Но Нико приходилось еще тяжелее, чем мне. Я все же частенько косил сено дома, рядом с Березками, и, несмотря на то что теперь мы бродили по колено в воде, здесь было почти то же самое. Нико же пришлось сперва учиться держать серп в руках. Само собой, он был медлительнее остальных, и прошло совсем немного времени, как один из надзирателей в мундире разозлился на него.
— Не жалей ногтей, лентяй! Быстрее! — крикнул он с берега. — Какой у тебя номер, серый? Да, у тебя! Какой у тебя номер?
Нико пришлось вспоминать:
— Восемь — Е — одиннадцать.
— Я уже записал тебя! — воскликнул надзиратель и помахал доской. — Не надейся, что тебе удастся выйти сухим из воды. Тот, кто не отрабатывает дневной урок, вообще не получает дневную долю хлеба!
— Что он имеет в виду? — спросил я у одного из обитателей Благотворительного Приюта.
— Когда тобой недовольны, получаешь лишь половину ужина. — Он говорил сквозь зубы. — От такого ни жить, ни помереть нельзя.
Это было совсем некстати. Мы хотели набраться сил и совсем не собирались лечиться голоданием.
— Ты не можешь работать чуть быстрее? — прошептал я Нико.
— Я пытаюсь, — пробормотал он. — Пытаюсь!
И он старался. Он надрывался изо всех сил, нисколько не жалуясь. Но толку от этого было мало.
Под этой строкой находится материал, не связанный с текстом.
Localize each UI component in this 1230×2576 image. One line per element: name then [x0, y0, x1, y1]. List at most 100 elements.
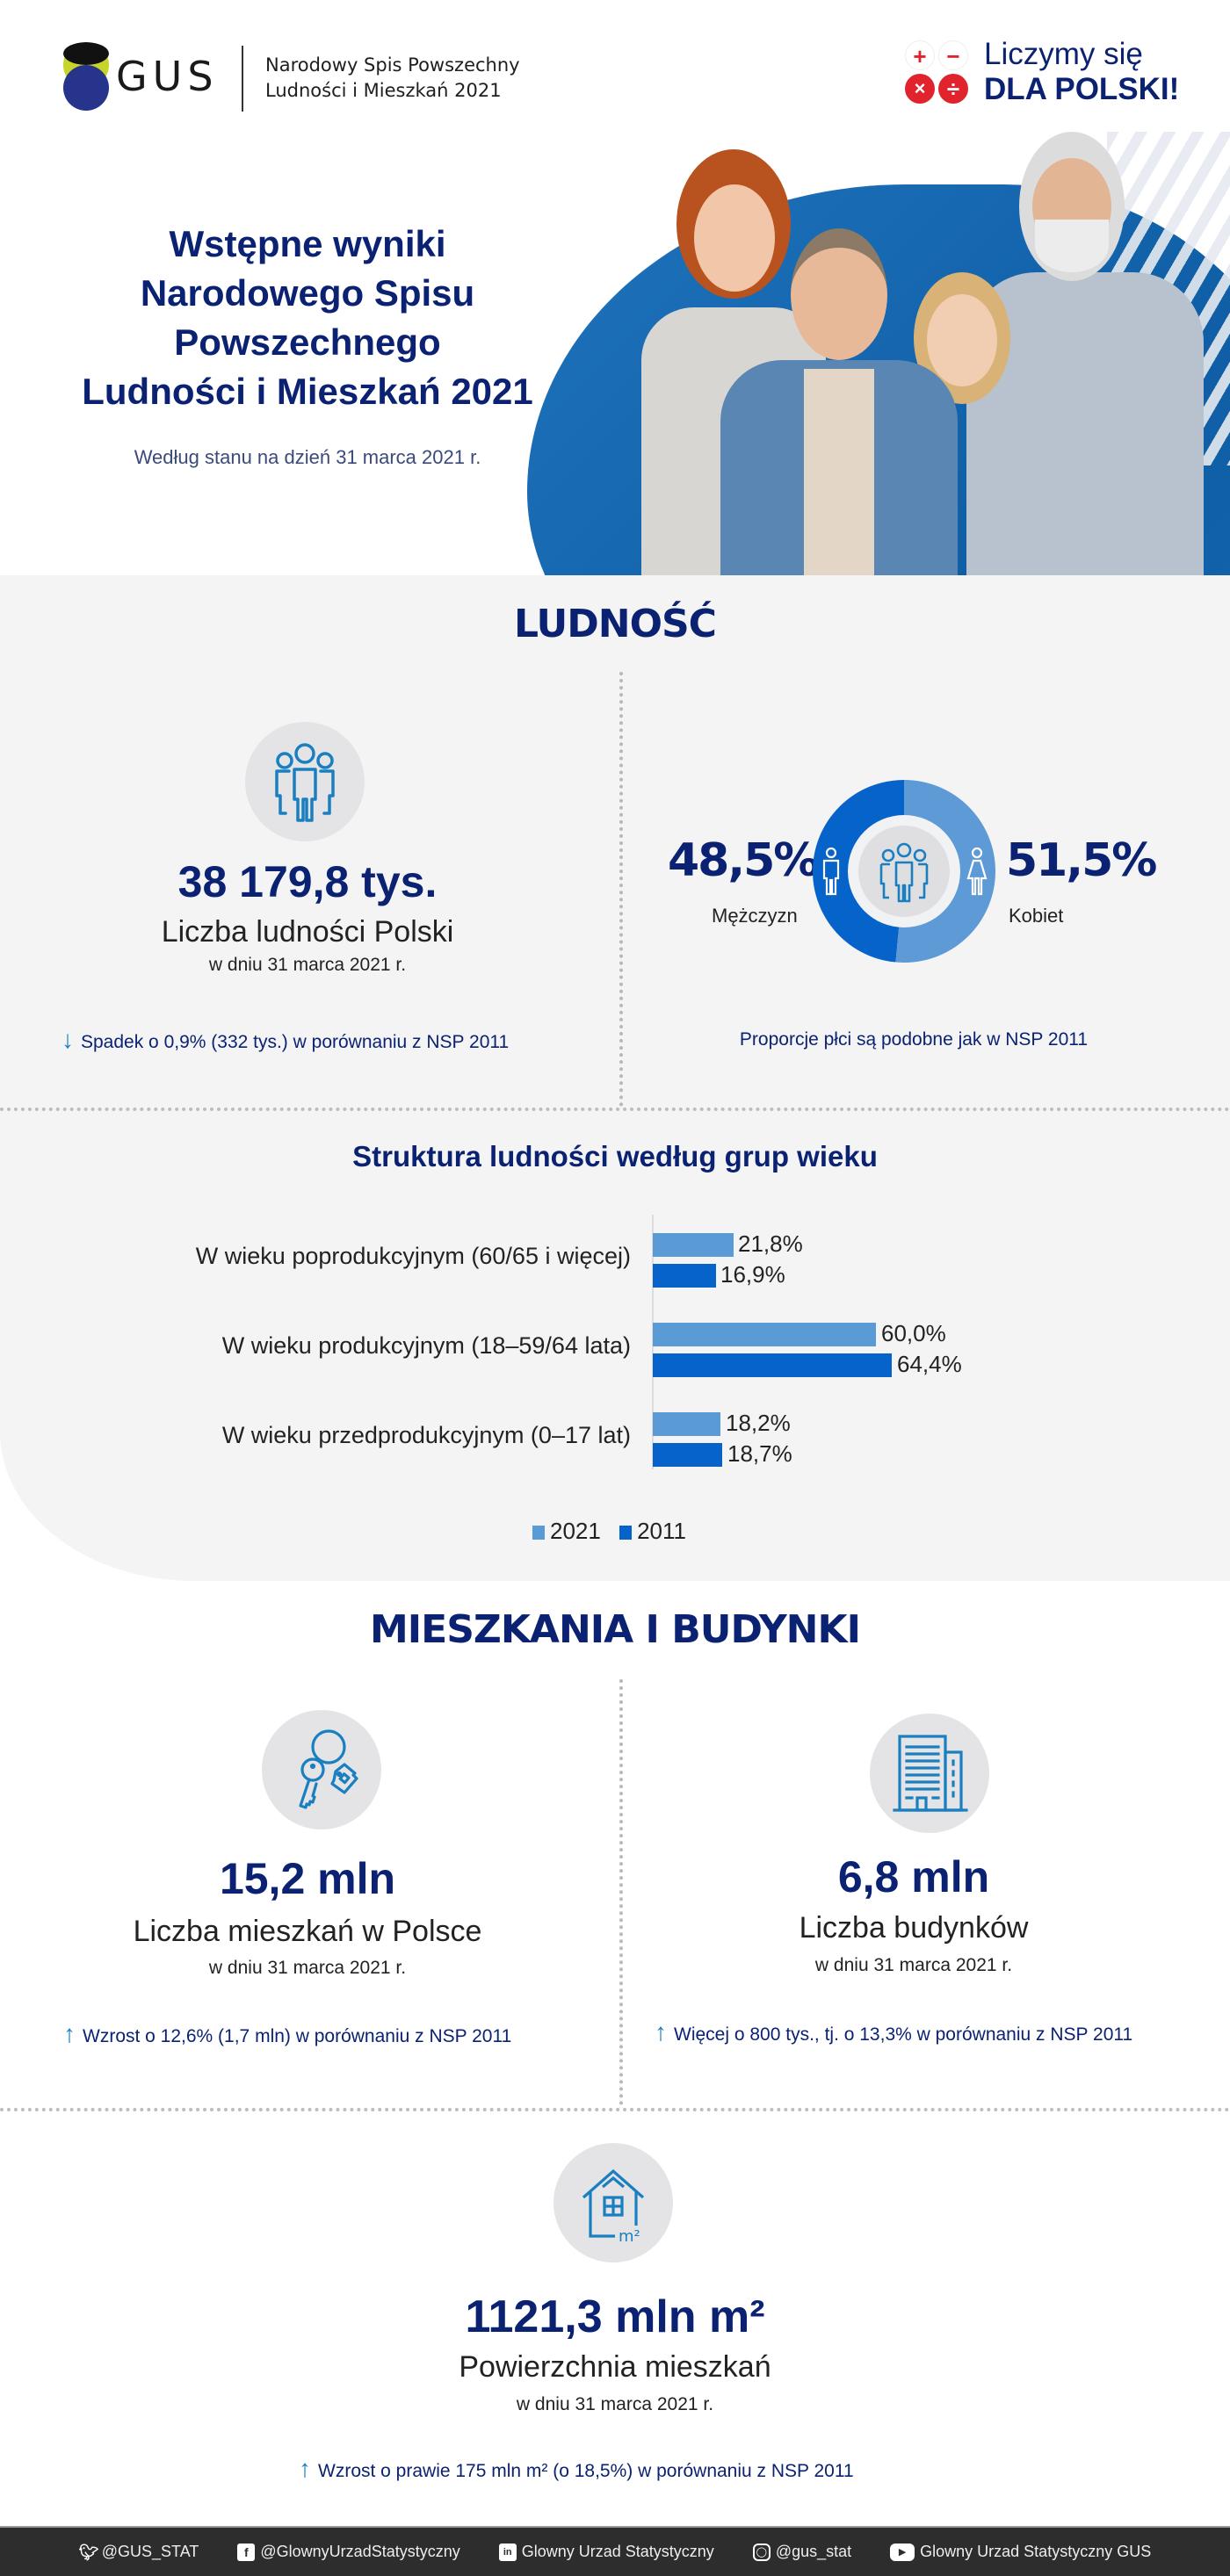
population-value: 38 179,8 tys. — [177, 857, 438, 906]
family-photo — [527, 132, 1230, 575]
social-label: @GlownyUrzadStatystyczny — [260, 2543, 460, 2560]
social-twitter[interactable]: 🐦︎ @GUS_STAT — [79, 2543, 199, 2561]
youtube-icon: ▶ — [890, 2543, 915, 2561]
buildings-date: w dniu 31 marca 2021 r. — [814, 1955, 1013, 1975]
campaign-slogan: + − × ÷ Liczymy się DLA POLSKI! — [905, 37, 1204, 111]
dwellings-change: ↑ Wzrost o 12,6% (1,7 mln) w porównaniu z… — [63, 2020, 590, 2048]
house-m2-icon: m² — [554, 2143, 673, 2262]
svg-text:m²: m² — [619, 2227, 640, 2246]
keys-house-icon — [262, 1710, 381, 1829]
plus-icon: + — [905, 40, 935, 70]
buildings-change: ↑ Więcej o 800 tys., tj. o 13,3% w porówn… — [655, 2018, 1217, 2046]
linkedin-icon: in — [498, 2543, 517, 2561]
section-title-population: LUDNOŚĆ — [514, 602, 717, 646]
dwellings-label: Liczba mieszkań w Polsce — [133, 1915, 482, 1948]
dwellings-value: 15,2 mln — [219, 1854, 396, 1903]
social-label: @gus_stat — [775, 2543, 852, 2560]
bar-value: 64,4% — [897, 1351, 962, 1377]
facebook-icon: f — [237, 2543, 256, 2561]
bar-2021-working — [653, 1323, 876, 1346]
title-line: Wstępne wyniki — [169, 223, 446, 264]
logo-text: GUS — [116, 53, 219, 100]
footer: 🐦︎ @GUS_STAT f @GlownyUrzadStatystyczny … — [0, 2526, 1230, 2576]
people-group-icon — [879, 842, 929, 903]
minus-icon: − — [938, 40, 968, 70]
slogan-line2: DLA POLSKI! — [984, 72, 1180, 106]
gender-note: Proporcje płci są podobne jak w NSP 2011 — [739, 1029, 1089, 1050]
horizontal-divider — [0, 1108, 1230, 1111]
logo-overlap — [63, 42, 109, 65]
bar-value: 16,9% — [720, 1261, 785, 1288]
logo-blue-circle — [63, 65, 109, 111]
arrow-down-icon: ↓ — [62, 1026, 74, 1053]
social-youtube[interactable]: ▶ Glowny Urzad Statystyczny GUS — [890, 2543, 1151, 2561]
slogan-line1: Liczymy się — [984, 37, 1143, 71]
legend-swatch — [619, 1526, 633, 1540]
social-instagram[interactable]: ◯ @gus_stat — [752, 2543, 852, 2561]
vertical-divider — [619, 1679, 623, 2105]
legend-label: 2021 — [550, 1518, 601, 1544]
legend-swatch — [532, 1526, 545, 1540]
social-label: Glowny Urzad Statystyczny GUS — [920, 2543, 1152, 2560]
census-name-line1: Narodowy Spis Powszechny — [265, 54, 520, 76]
women-label: Kobiet — [1009, 905, 1064, 927]
bar-2011-pre-working — [653, 1443, 722, 1467]
arrow-up-icon: ↑ — [299, 2455, 311, 2482]
chart-legend: 2021 2011 — [532, 1518, 698, 1545]
vertical-divider — [619, 672, 623, 1107]
category-label: W wieku przedprodukcyjnym (0–17 lat) — [221, 1422, 631, 1448]
title-line: Narodowego Spisu — [140, 272, 475, 314]
legend-label: 2011 — [637, 1518, 686, 1544]
divide-icon: ÷ — [938, 74, 968, 104]
chart-title: Struktura ludności według grup wieku — [352, 1140, 878, 1173]
header: GUS Narodowy Spis Powszechny Ludności i … — [0, 0, 1230, 141]
page-title: Wstępne wyniki Narodowego Spisu Powszech… — [53, 220, 562, 416]
women-percentage: 51,5% — [1006, 834, 1157, 887]
population-label: Liczba ludności Polski — [161, 915, 454, 949]
times-icon: × — [905, 74, 935, 104]
bar-2021-pre-working — [653, 1412, 720, 1436]
population-change-text: Spadek o 0,9% (332 tys.) w porównaniu z … — [81, 1032, 510, 1052]
man-figure — [720, 228, 958, 575]
dwellings-change-text: Wzrost o 12,6% (1,7 mln) w porównaniu z … — [83, 2026, 512, 2046]
gender-donut-chart — [813, 780, 995, 963]
bar-2011-working — [653, 1353, 892, 1377]
census-name: Narodowy Spis Powszechny Ludności i Mies… — [265, 53, 520, 104]
population-section — [0, 575, 1230, 1581]
men-label: Mężczyzn — [712, 905, 798, 927]
twitter-icon: 🐦︎ — [78, 2543, 99, 2561]
instagram-icon: ◯ — [752, 2543, 771, 2561]
horizontal-divider — [0, 2108, 1230, 2111]
building-icon — [870, 1714, 989, 1833]
social-label: Glowny Urzad Statystyczny — [521, 2543, 714, 2560]
bar-value: 21,8% — [738, 1230, 803, 1257]
buildings-value: 6,8 mln — [837, 1852, 990, 1901]
population-change: ↓ Spadek o 0,9% (332 tys.) w porównaniu z… — [62, 1026, 571, 1054]
category-label: W wieku poprodukcyjnym (60/65 i więcej) — [195, 1243, 631, 1269]
bar-2021-post-working — [653, 1233, 734, 1257]
area-label: Powierzchnia mieszkań — [459, 2350, 771, 2384]
social-linkedin[interactable]: in Glowny Urzad Statystyczny — [498, 2543, 714, 2561]
donut-hole — [848, 815, 960, 927]
population-date: w dniu 31 marca 2021 r. — [208, 955, 407, 975]
category-label: W wieku produkcyjnym (18–59/64 lata) — [221, 1332, 631, 1359]
legend-item-2021: 2021 — [532, 1518, 601, 1545]
social-facebook[interactable]: f @GlownyUrzadStatystyczny — [237, 2543, 460, 2561]
header-divider — [242, 46, 243, 112]
social-links: 🐦︎ @GUS_STAT f @GlownyUrzadStatystyczny … — [0, 2528, 1230, 2576]
legend-item-2011: 2011 — [619, 1518, 686, 1545]
section-title-housing: MIESZKANIA I BUDYNKI — [370, 1607, 861, 1652]
gus-logo[interactable]: GUS — [63, 42, 230, 112]
buildings-change-text: Więcej o 800 tys., tj. o 13,3% w porówna… — [674, 2024, 1133, 2045]
title-line: Powszechnego — [174, 321, 441, 363]
bar-value: 60,0% — [881, 1320, 946, 1346]
dwellings-date: w dniu 31 marca 2021 r. — [208, 1958, 407, 1978]
social-label: @GUS_STAT — [101, 2543, 199, 2560]
bar-2011-post-working — [653, 1264, 716, 1288]
area-date: w dniu 31 marca 2021 r. — [516, 2394, 714, 2414]
reference-date: Według stanu na dzień 31 marca 2021 r. — [134, 446, 481, 468]
bar-value: 18,2% — [726, 1410, 791, 1436]
bar-value: 18,7% — [727, 1440, 792, 1467]
female-icon — [966, 847, 988, 896]
census-name-line2: Ludności i Mieszkań 2021 — [265, 80, 502, 101]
В конце концов надзирателя так разозлила медлительность Нико, что он въехал на своем коне в воду и прижал его прямо к спине Нико, так что тот с трудом мог выпрямиться, уклоняясь от морды коня, с которой вода капала на его затылок.
Брань обрушилась на Нико. Похоже, надзирателю хотелось, чтобы Нико не сдержался и ответил ему тем же. Но тот молчал. Стиснув зубы, он работал, он наклонялся и резал тростник, не произнося ни слова.
«А если Нико держит язык за зубами, то я, верно, тоже смогу», — подумал я. Но это далось нелегко. И покуда я слушал, как этот поганец распинался перед всеми о никчемности Нико, о его лени и неуклюжести, я вспоминал о том, как сам не раз рычал на него. По правде говоря, я не был так груб. Зато Нико было втрое больнее, ведь бранил его я.
Нам не разрешали остановиться, покуда солнце — огромное и оранжевое — не повисло совсем низко над городскими крышами. С одной стороны, справедливо, что мы трудились за ту еду и ту постель, что давал нам Сагислок, но их справедливость была жестокой. И когда мы возвращали надзирателю наши серпы, я увидел, что ладонь Нико красно-бурого цвета!
— Дай-ка поглядеть на твои руки!
Он покачал головой:
— Незачем!
— Нико!
— Что ты с ними сделаешь? Вымоешь в розовой воде и обернешь в шелк? Раньше или позже, кожа моя затвердеет. Это получится само собой.